Encoding, decoding, and regressing are all useful tasks, but what we really want to do here is generate new ideas rather than relying on existing molecules. Here’s a simple walkthrough for how to generate molecules that are “nearby” a reference point in chemical space. We’ve also illustrated another, more complex method that uses COATI to “navigate” an SAR surface using a metadynamics-inspired optimization approach – you can check that out here! For now, though, let’s keep it simple.

We take our input encoding that we made earlier, and simply add normally distributed noise to it - this “fuzzes” the vector, moving it somewhere else in chemical space. However, we don’t move too far away, and the chemical space manifold learned by COATI decodes to molecules that are closely related to the input:

num_attempts = 30
# noise is added as an isotropic Gaussian with std=noise_scale.
nearby_smiles = encoder.hclip_to_2d_batch(
    h_clip=vector.unsqueeze(0).repeat(num_attempts, 1),
    tokenizer=tokenizer,
    noise_scale=0.2,
)
unique_valid_smiles = set([smi for smi in nearby_smiles if Chem.MolFromSmiles(smi)])

Generative samples around the vector encoding for olutasidenib, with noise_scale = 0.2.

We can adjust this noise threshold to get molecules that are “farther away” from the input - you’ll also note that we get more unique results. Set noise_scale equal to 0.4, and you get the molecules below.

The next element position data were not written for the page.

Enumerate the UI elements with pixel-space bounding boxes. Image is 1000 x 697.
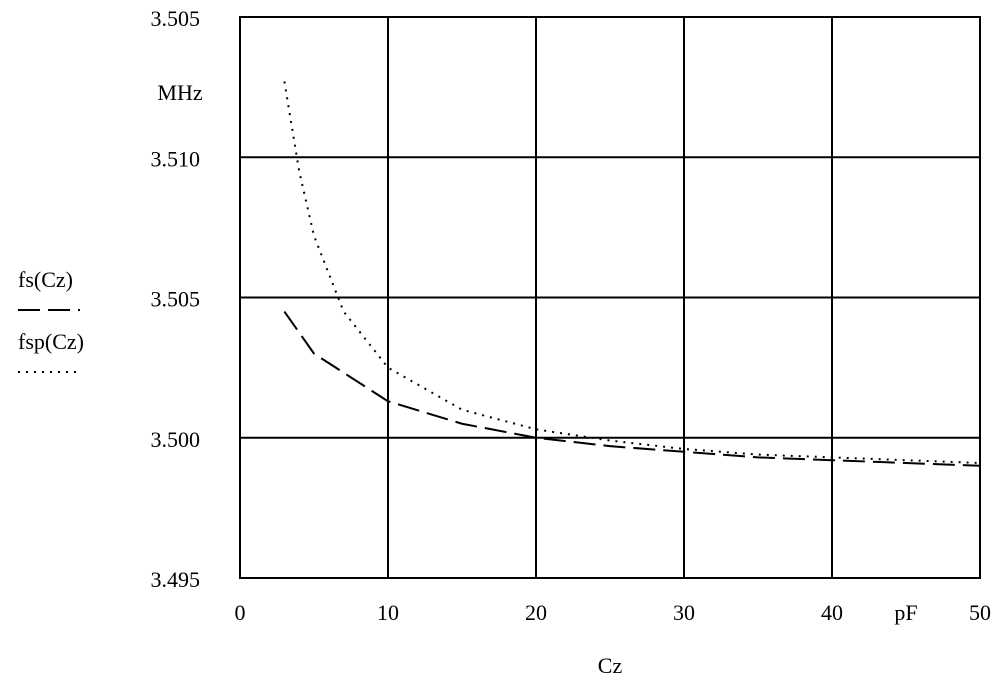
- series-line: [283, 81, 981, 464]
- legend-label: fs(Cz): [18, 267, 73, 292]
- x-unit: pF: [894, 600, 917, 625]
- y-unit: MHz: [157, 80, 202, 105]
- y-tick-label: 3.500: [151, 427, 201, 452]
- y-tick-label: 3.495: [151, 567, 201, 592]
- y-tick-label: 3.505: [151, 6, 201, 31]
- plot-frame: [239, 16, 981, 579]
- y-tick-label: 3.505: [151, 287, 201, 312]
- x-tick-label: 10: [377, 600, 399, 625]
- x-tick-label: 40: [821, 600, 843, 625]
- x-tick-label: 20: [525, 600, 547, 625]
- x-tick-label: 50: [969, 600, 991, 625]
- legend-label: fsp(Cz): [18, 329, 84, 354]
- y-tick-label: 3.510: [151, 146, 201, 171]
- series-line: [283, 310, 981, 467]
- x-label: Cz: [598, 653, 623, 678]
- x-tick-label: 0: [235, 600, 246, 625]
- x-tick-label: 30: [673, 600, 695, 625]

Note that output SMILES strings are not guaranteed to be valid - they typically are, but as you ramp up the noise it’s likelier that you produce something that doesn’t decode to a valid SMILES.

Generative samples around the vector encoding for olutasidenib, with noise_scale = 0.4. See additional diversity and more extreme changes here.

If you want to learn more about how to use the metadynamics-inspired optimization in practice, check out the examples on our GitHub! We provide an example for using it on a trained regressor that predicts binding to carbonic anhydrase - the optimization “navigates” the response surface defined by the regressor (which is, in turn, defined by our experimental observations) to produce the COATI vectors of molecules that are likely to bind.

The Future

We’re excited to release our COATI into the wild, and to see what the community will be able to use it for. We hope that this tutorial will help interested users get started! We’re actively working on improving these models with better encoders and more data, and using them to progress molecules towards the clinic.